In 405 CE, the last Roman soldier leaves the castrum of Eburodunum. A local child must decide whether to follow the legion south or stay and guard the thermal springs the Romans left behind — a story about the courage it takes to remain when others depart.
Young James of St. George learns to build his first castle at Yverdon alongside his father. Years later, a child discovers the same square-tower design in a Welsh castle and must figure out how it crossed the sea — a story of architectural genius that connected Savoy to Britain.
A child arrives at the Château school expecting strict discipline but instead is taken outdoors to draw flowers, build a chair, and swim in the lake. Through Pestalozzi’s revolutionary approach, they discover that true learning means using head, heart, and hand together.
A child wanders into the Maison d’Ailleurs and finds that one of the 70,000 books is actually a portal. Navigating a science-fiction world using clues from Jules Verne, they must journey from the depths of the sea to the surface of the moon to find their way home.
During Expo.02, a child gets lost inside the artificial cloud floating above Lake Neuchâtel.
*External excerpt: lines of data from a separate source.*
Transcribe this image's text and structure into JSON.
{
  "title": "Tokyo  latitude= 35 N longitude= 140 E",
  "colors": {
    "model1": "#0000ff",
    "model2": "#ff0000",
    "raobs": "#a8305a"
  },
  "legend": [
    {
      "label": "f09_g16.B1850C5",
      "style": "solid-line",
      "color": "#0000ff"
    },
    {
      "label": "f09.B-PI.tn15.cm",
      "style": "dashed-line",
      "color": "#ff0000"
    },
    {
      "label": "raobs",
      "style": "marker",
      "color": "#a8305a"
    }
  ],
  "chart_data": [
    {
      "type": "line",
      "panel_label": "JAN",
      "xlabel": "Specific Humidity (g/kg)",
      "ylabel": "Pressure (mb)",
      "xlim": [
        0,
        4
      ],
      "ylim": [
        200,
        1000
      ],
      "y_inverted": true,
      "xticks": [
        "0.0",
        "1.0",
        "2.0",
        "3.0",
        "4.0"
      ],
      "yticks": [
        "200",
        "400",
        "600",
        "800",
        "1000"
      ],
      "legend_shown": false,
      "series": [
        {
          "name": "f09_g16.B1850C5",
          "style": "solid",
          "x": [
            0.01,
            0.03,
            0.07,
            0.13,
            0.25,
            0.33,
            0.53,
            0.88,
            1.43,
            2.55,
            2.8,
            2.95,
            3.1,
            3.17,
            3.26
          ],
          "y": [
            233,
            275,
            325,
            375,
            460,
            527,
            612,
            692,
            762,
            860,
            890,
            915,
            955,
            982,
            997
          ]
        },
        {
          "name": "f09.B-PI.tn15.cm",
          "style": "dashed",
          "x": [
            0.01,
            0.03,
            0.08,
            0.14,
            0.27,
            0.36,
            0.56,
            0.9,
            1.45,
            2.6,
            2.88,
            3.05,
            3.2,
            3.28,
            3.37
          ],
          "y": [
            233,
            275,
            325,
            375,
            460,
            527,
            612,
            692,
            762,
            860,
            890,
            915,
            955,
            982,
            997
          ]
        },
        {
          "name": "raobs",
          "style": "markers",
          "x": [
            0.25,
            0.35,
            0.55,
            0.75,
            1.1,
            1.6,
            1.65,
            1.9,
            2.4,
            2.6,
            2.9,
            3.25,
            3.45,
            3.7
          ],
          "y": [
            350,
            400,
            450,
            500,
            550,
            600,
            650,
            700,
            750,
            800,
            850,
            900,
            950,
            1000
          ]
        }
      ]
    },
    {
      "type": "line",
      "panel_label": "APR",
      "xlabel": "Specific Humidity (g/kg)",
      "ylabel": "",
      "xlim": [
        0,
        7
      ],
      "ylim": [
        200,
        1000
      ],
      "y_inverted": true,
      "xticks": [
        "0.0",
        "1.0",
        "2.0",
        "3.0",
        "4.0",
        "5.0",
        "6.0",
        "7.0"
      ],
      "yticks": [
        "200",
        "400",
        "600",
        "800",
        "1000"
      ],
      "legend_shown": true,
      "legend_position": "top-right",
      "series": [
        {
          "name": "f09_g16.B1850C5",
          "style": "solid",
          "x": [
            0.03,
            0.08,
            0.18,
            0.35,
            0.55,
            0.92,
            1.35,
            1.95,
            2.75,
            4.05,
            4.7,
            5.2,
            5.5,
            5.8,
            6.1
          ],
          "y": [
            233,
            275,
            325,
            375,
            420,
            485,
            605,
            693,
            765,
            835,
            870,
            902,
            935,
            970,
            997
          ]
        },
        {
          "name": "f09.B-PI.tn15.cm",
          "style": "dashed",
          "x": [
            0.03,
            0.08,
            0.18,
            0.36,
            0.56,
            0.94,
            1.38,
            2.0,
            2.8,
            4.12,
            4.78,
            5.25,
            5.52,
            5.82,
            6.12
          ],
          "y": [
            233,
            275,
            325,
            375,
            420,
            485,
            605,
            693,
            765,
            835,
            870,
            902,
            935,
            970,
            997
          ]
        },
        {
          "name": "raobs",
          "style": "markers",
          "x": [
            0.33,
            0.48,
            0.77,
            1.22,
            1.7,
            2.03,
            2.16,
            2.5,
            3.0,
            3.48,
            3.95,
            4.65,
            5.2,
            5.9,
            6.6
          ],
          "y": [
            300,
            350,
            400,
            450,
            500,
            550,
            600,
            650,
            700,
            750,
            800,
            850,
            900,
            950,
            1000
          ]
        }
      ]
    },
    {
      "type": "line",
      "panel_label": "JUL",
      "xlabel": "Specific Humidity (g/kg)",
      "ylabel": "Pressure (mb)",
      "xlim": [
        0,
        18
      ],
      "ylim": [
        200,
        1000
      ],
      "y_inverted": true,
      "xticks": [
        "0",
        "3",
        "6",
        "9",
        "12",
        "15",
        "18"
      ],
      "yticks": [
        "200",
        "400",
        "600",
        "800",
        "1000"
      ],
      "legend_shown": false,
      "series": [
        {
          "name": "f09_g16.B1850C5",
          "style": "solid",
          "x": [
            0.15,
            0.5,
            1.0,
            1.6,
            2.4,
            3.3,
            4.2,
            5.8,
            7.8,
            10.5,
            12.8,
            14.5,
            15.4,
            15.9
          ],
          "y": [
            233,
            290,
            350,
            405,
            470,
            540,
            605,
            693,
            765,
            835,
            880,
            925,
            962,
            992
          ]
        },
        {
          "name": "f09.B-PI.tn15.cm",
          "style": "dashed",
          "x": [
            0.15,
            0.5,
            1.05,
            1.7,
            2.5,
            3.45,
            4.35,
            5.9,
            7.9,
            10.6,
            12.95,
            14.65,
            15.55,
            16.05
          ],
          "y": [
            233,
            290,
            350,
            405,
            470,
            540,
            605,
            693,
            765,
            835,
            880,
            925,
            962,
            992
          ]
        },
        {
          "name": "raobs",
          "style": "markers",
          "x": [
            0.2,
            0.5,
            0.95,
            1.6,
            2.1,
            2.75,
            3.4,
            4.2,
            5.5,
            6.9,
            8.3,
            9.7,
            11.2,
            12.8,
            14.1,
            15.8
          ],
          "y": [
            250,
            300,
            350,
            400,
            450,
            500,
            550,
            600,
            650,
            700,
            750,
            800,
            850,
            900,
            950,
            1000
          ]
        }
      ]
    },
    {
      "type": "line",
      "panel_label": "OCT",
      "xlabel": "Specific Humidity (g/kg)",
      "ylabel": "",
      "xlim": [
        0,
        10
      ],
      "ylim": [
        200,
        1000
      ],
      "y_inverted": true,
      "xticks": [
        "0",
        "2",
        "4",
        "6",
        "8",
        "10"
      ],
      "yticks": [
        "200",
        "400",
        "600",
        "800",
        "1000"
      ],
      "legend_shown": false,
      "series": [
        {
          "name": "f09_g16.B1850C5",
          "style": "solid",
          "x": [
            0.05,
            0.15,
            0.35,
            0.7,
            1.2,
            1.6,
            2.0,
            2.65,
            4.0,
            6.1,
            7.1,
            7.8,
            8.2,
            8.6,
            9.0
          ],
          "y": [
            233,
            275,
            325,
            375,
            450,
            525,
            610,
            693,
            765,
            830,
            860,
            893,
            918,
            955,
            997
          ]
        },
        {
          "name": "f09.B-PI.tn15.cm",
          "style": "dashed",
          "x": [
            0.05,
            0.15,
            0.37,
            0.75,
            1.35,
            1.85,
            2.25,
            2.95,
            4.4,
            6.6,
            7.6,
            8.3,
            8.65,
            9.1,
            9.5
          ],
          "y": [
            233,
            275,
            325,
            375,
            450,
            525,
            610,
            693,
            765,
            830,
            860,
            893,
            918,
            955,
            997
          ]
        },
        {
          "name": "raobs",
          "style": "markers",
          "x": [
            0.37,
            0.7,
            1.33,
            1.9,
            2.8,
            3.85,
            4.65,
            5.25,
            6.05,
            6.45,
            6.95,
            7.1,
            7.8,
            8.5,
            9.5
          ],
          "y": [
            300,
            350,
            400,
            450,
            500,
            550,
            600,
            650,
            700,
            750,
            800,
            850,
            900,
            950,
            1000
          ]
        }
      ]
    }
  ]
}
Within the swirling mist, they meet fantastical characters representing the theme Me and the Universe — and must solve cosmic riddles to find their way back to solid ground.
In 1770s Yverdon, a printer’s apprentice must deliver the final volume of De Felice’s Encyclopédie across the Jura mountains before a rival publisher can steal its secrets. A race through Enlightenment-era Switzerland where knowledge itself is the greatest treasure.
A child follows a family of reintroduced beavers along the 40-kilometre marshland of the Grande Cariçaie. Discovering 10,000 species in this vast wetland, they learn how lowering a lake by just three metres created an entirely new world teeming with life.